I remember seeing some show a long time ago where a woman was so happy that she was able to get her hair done in such a way as to feel so good about her life. I LOL'd at her since I knew it was just dead protein that she thought was soooo important. Who the heck cared about hair?!?

Well, yesterday I had a lovely flaming gay experience at a hair salon. Kitty wanted to go in for highlights and a cut and she made an appointment for me as well. I have this "thing" for red hair. I wanted a totally flaming hairstyle with red hair. And I got my wish!

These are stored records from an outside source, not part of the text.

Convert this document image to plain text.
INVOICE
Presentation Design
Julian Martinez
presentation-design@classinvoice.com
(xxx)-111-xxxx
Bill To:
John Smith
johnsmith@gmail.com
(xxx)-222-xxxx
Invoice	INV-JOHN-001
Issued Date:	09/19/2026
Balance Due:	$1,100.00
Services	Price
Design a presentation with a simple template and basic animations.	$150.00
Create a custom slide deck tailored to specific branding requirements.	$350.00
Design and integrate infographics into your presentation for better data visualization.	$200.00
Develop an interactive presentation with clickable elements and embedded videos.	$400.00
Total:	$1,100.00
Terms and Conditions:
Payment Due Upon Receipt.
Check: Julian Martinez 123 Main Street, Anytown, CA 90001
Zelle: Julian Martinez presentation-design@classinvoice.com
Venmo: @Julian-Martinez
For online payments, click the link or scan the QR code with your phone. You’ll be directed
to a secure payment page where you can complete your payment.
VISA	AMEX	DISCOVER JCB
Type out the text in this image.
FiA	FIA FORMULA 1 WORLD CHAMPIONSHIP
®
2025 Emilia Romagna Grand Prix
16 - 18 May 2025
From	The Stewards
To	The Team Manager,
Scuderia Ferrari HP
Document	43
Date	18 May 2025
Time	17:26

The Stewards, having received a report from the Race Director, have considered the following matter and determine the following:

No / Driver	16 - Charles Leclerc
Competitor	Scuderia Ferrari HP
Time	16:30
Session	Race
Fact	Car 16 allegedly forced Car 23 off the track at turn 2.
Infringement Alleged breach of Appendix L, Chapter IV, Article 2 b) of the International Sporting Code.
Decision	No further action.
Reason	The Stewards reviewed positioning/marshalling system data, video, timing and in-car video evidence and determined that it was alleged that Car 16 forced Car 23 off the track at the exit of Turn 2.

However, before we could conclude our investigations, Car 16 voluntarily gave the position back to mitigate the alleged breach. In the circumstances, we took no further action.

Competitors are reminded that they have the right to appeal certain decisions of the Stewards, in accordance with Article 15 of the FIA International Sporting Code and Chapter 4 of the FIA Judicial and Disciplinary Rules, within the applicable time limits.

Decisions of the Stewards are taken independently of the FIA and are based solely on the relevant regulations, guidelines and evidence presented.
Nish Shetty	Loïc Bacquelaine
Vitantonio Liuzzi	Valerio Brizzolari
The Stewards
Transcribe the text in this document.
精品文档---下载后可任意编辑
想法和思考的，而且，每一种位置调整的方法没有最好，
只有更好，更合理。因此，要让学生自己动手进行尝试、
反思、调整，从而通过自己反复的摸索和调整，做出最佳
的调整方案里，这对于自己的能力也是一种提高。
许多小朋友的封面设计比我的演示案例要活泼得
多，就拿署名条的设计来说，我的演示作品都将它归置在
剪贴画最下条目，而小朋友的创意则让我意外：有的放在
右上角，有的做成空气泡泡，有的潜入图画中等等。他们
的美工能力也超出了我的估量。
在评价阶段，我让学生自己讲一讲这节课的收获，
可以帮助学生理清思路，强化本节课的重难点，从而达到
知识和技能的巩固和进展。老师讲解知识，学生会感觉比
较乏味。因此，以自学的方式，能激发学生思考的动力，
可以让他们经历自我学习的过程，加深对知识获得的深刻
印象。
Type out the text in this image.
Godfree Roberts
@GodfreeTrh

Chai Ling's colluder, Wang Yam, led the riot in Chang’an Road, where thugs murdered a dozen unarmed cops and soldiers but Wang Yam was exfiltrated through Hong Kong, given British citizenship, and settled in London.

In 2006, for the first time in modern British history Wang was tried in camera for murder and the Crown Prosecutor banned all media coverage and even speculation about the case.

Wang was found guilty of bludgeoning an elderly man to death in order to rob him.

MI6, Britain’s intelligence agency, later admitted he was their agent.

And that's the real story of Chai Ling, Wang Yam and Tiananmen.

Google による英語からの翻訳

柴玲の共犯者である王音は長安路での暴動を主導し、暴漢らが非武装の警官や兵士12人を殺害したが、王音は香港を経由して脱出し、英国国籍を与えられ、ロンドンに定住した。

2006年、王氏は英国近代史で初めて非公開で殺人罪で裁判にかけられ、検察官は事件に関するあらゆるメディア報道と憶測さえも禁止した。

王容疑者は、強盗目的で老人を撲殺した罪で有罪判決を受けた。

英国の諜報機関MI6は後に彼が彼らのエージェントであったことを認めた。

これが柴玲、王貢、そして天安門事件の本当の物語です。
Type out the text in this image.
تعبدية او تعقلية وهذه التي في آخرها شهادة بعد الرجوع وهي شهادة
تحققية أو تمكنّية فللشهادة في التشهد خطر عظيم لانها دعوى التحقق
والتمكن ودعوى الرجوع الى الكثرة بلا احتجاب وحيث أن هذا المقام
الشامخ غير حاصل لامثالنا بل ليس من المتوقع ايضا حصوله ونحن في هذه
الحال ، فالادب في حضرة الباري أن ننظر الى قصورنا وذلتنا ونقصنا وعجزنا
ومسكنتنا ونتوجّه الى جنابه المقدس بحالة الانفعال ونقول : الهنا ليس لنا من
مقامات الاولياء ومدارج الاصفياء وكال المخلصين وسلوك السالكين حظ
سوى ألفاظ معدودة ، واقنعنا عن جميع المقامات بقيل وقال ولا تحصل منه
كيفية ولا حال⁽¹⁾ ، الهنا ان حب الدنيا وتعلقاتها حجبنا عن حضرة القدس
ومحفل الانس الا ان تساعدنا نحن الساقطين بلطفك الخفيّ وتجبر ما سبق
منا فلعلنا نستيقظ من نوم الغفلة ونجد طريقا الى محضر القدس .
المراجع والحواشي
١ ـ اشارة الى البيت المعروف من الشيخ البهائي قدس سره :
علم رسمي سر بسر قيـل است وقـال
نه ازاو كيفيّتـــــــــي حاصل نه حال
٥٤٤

No, there will be no pics. Only leo_tiger (who stopped by the salon to say "goodbye" as he headed back to SoCal) and yippee (who I had to send a picture to for my FC staff badge) know what I look like. I wasn't going to say a thing until FC to surprise folks, but I thought I would make a teaser post so that folks should expect the unexpected. So what did I do? Well, let's just say that the mustache and goatee didn't match the hair, so off they went. Also, let's just say that when I woke up this morning and I looked at myself in the mirror with a raging case of "bed-head," my first thought was "He's Mr Heat Miser! He's Mr Sun!

So yeah. I understand how that woman felt when she got her hair just the way she wanted. I have an interview for the management job tomorrow and I am ready! Even though it will be a phone interview (with my boss less than 50' away in her office *facepaws*) I will be representing ME! This is me! Love me or leave me! Right now, I don't really care if I get the job or not. Yes, it would mean a shitload of more money for essentially doing the same job I do now, but if I need to somehow change the way I am just for the sake of a few more bucks, fuck it! I am very comfortable right now. I don't need any more than what I have. I feel empowered that I can be who I am and the rest can just suck on it! I am me, baby! Love me, or leave me! And if you leave me, I don't friggin' care because I can easily survive!

At first I was afraid. I was petrified!
Kept thinking I could never live without you by my side.
But then I spent so many nights thinking how you did me wrong
And I grew strong. I learned how to carry on!